Android Lollipop adoption has been particularly slow over the past nine months. The DeviceAtlas team have dug a little deeper and uncovered some interesting statistics based on traffic to thousands of DeviceAtlas powered websites. If you would like to see the full report, click here.
Android Lollipop is the version of Android spanning versions 5.0 and 5.1. It was officially unveiled on June 25, 2014 during the Google I/O conference. It was made generally available to carriers and manufacturers on November 3, 2014 which is now about 9 months ago. According to Google, 12.4% of all Android devices worldwide accessing Google Play run Lollipop. KitKat and Jelly Bean far outnumber Lollipop, and with the announcement of Android M, it seems that Lollipop might not be coming to a handset near you, ever.
Contrast this to iOS – a vast majority (over 70%) of users are on iOS 8, the latest version.
Q1 2015 Statistics
The gap between Android and iOS is increasing. Android wins in 56 out of 67 countries DeviceAtlas tracks. Denmark leads on iOS adoption with almost 75% of users with an Apple device. Conversely, Macedonia has the lowest iOS uptake in the world – with less than 5% of devices running that operating system. Interestingly, they also have the largest Android user base per capita. You can see more of these statistics here. The DeviceAtlas statistics are based on website hits generated by devices equipped with different OS's.
Android 4.1 – 4.3 are all contained under the Jelly Bean name so, should really be considered the same OS. The Android 4.4.x series are part of the KitKat family. At the time of publication, according to Google's statistics, KitKat has 39.2% of device share, Jelly Bean has 37.4% and Lollipop has 12.4%.
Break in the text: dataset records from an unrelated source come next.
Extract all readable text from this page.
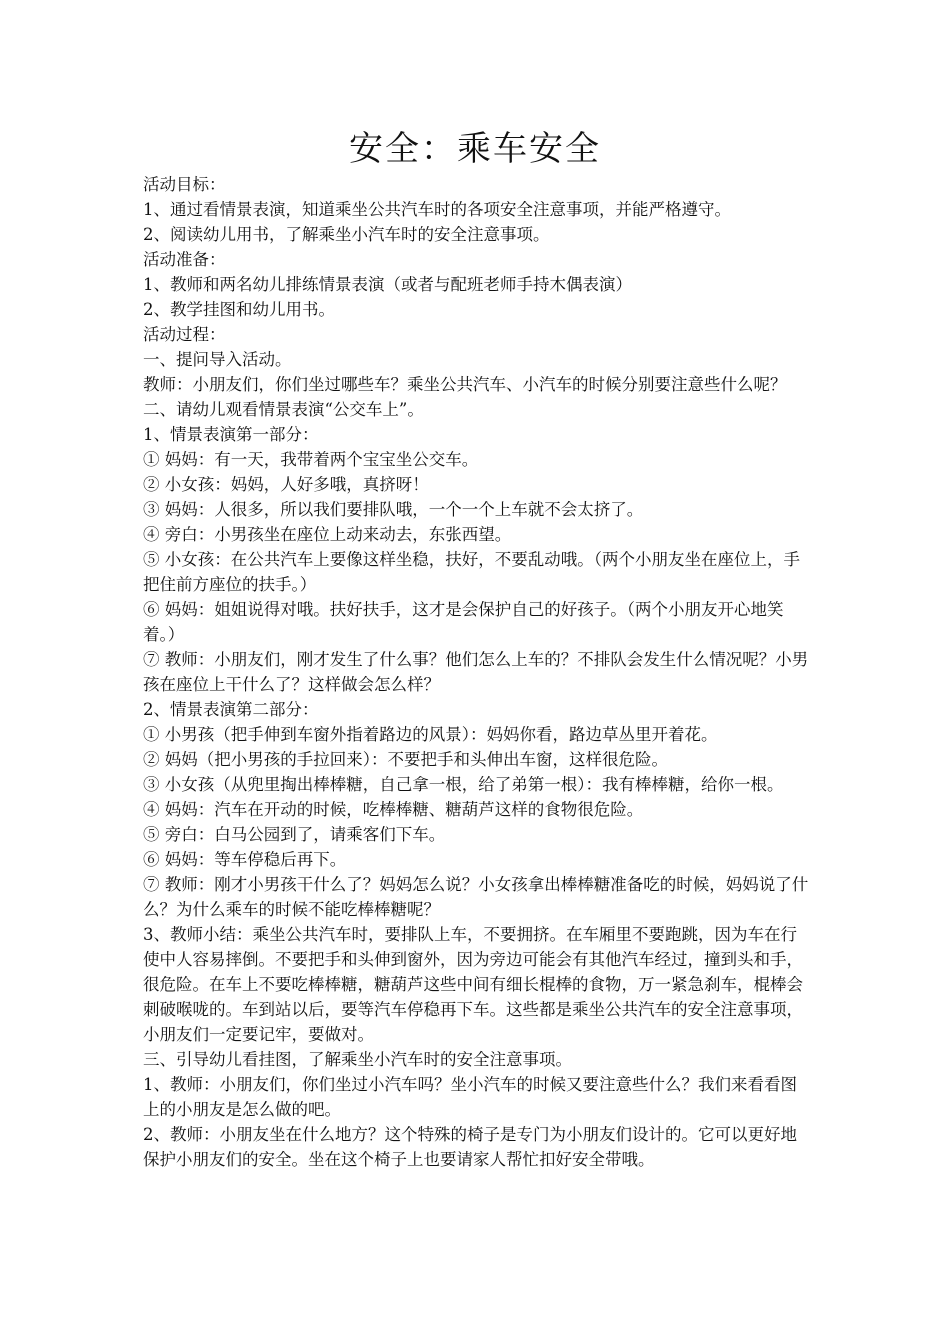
安全：乘车安全

活动目标：

1、通过看情景表演，知道乘坐公共汽车时的各项安全注意事项，并能严格遵守。

2、阅读幼儿用书，了解乘坐小汽车时的安全注意事项。

活动准备：

1、教师和两名幼儿排练情景表演（或者与配班老师手持木偶表演）

2、教学挂图和幼儿用书。

活动过程：

一、提问导入活动。

教师：小朋友们，你们坐过哪些车？乘坐公共汽车、小汽车的时候分别要注意些什么呢？

二、请幼儿观看情景表演“公交车上”。

1、情景表演第一部分：

① 妈妈：有一天，我带着两个宝宝坐公交车。

② 小女孩：妈妈，人好多哦，真挤呀！

③ 妈妈：人很多，所以我们要排队哦，一个一个上车就不会太挤了。

④ 旁白：小男孩坐在座位上动来动去，东张西望。

⑤ 小女孩：在公共汽车上要像这样坐稳，扶好，不要乱动哦。（两个小朋友坐在座位上，手把住前方座位的扶手。）

⑥ 妈妈：姐姐说得对哦。扶好扶手，这才是会保护自己的好孩子。（两个小朋友开心地笑着。）

⑦ 教师：小朋友们，刚才发生了什么事？他们怎么上车的？不排队会发生什么情况呢？小男孩在座位上干什么了？这样做会怎么样？

2、情景表演第二部分：

① 小男孩（把手伸到车窗外指着路边的风景）：妈妈你看，路边草丛里开着花。

② 妈妈（把小男孩的手拉回来）：不要把手和头伸出车窗，这样很危险。

③ 小女孩（从兜里掏出棒棒糖，自己拿一根，给了弟第一根）：我有棒棒糖，给你一根。

④ 妈妈：汽车在开动的时候，吃棒棒糖、糖葫芦这样的食物很危险。

⑤ 旁白：白马公园到了，请乘客们下车。

⑥ 妈妈：等车停稳后再下。

⑦ 教师：刚才小男孩干什么了？妈妈怎么说？小女孩拿出棒棒糖准备吃的时候，妈妈说了什么？为什么乘车的时候不能吃棒棒糖呢？

3、教师小结：乘坐公共汽车时，要排队上车，不要拥挤。在车厢里不要跑跳，因为车在行使中人容易摔倒。不要把手和头伸到窗外，因为旁边可能会有其他汽车经过，撞到头和手，很危险。在车上不要吃棒棒糖，糖葫芦这些中间有细长棍棒的食物，万一紧急刹车，棍棒会刺破喉咙的。车到站以后，要等汽车停稳再下车。这些都是乘坐公共汽车的安全注意事项，小朋友们一定要记牢，要做对。

三、引导幼儿看挂图，了解乘坐小汽车时的安全注意事项。

1、教师：小朋友们，你们坐过小汽车吗？坐小汽车的时候又要注意些什么？我们来看看图上的小朋友是怎么做的吧。

2、教师：小朋友坐在什么地方？这个特殊的椅子是专门为小朋友们设计的。它可以更好地保护小朋友们的安全。坐在这个椅子上也要请家人帮忙扣好安全带哦。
Germany and India are the fastest adopters of the latest operating system, whereas Japan and Australia have been very slow to catch up. South Korea was quick to roll out new devices with KitKat, but hasn’t made the same advances with Lolipop. It will be very interesting to see how this trend develops over the next 12 months and whether or not the release of Android M will make a difference to previous patterns of adoption.
Compare this to iOS penetration:
Lollipop Rollout Issues
Therefore, we must ask the question; why has the Lollipop rollout been so slow for Google? Do users not want it? Is it hard to upgrade devices? Is it expensive to implement?
Kitkat reached a 1.1% share within four weeks of its release, but Lollipop achieved less than a tenth of that distribution.
The problem lies with how Google distributes Android to customers.
“Any new version of the OS has to be passed to the manufacturers, who then tailor it to each handset and the individual SKU’s of that handset, which are then passed to networks for testing and certification, and then the system to push the over-the-air update to subscribers can begin.” Forbes
There are many arguments as to why the device manufacturers have chosen not to roll out including some of the following:
- Manufacturers would rather customers buy new handsets, instead of receiving free upgrades
- Manufacturers want to retain more control of the operating system, something which Google is cracking down on
- Manufacturers may need more time to adapt their apps to match Google’s new “Material” design
- There have been bugs – and Lollipop hasn’t been ready for some carriers
Android M Announcement
Android M was announced at Google IO 2015, but as of yet lacks an official name. Will it be any good? And more important – will carriers and manufacturers get behind it to push it out to devices that are already in consumer’s hands?
Android M focuses on under-the-hood improvements that aim to enhance the user experience by focusing on battery life, and performance. But it seems that there is little information available yet showing that carriers will be incentivised to upgrade their customers. Android M will launch in Q4 2015, so we can look forward to watching user adoption via device detection then.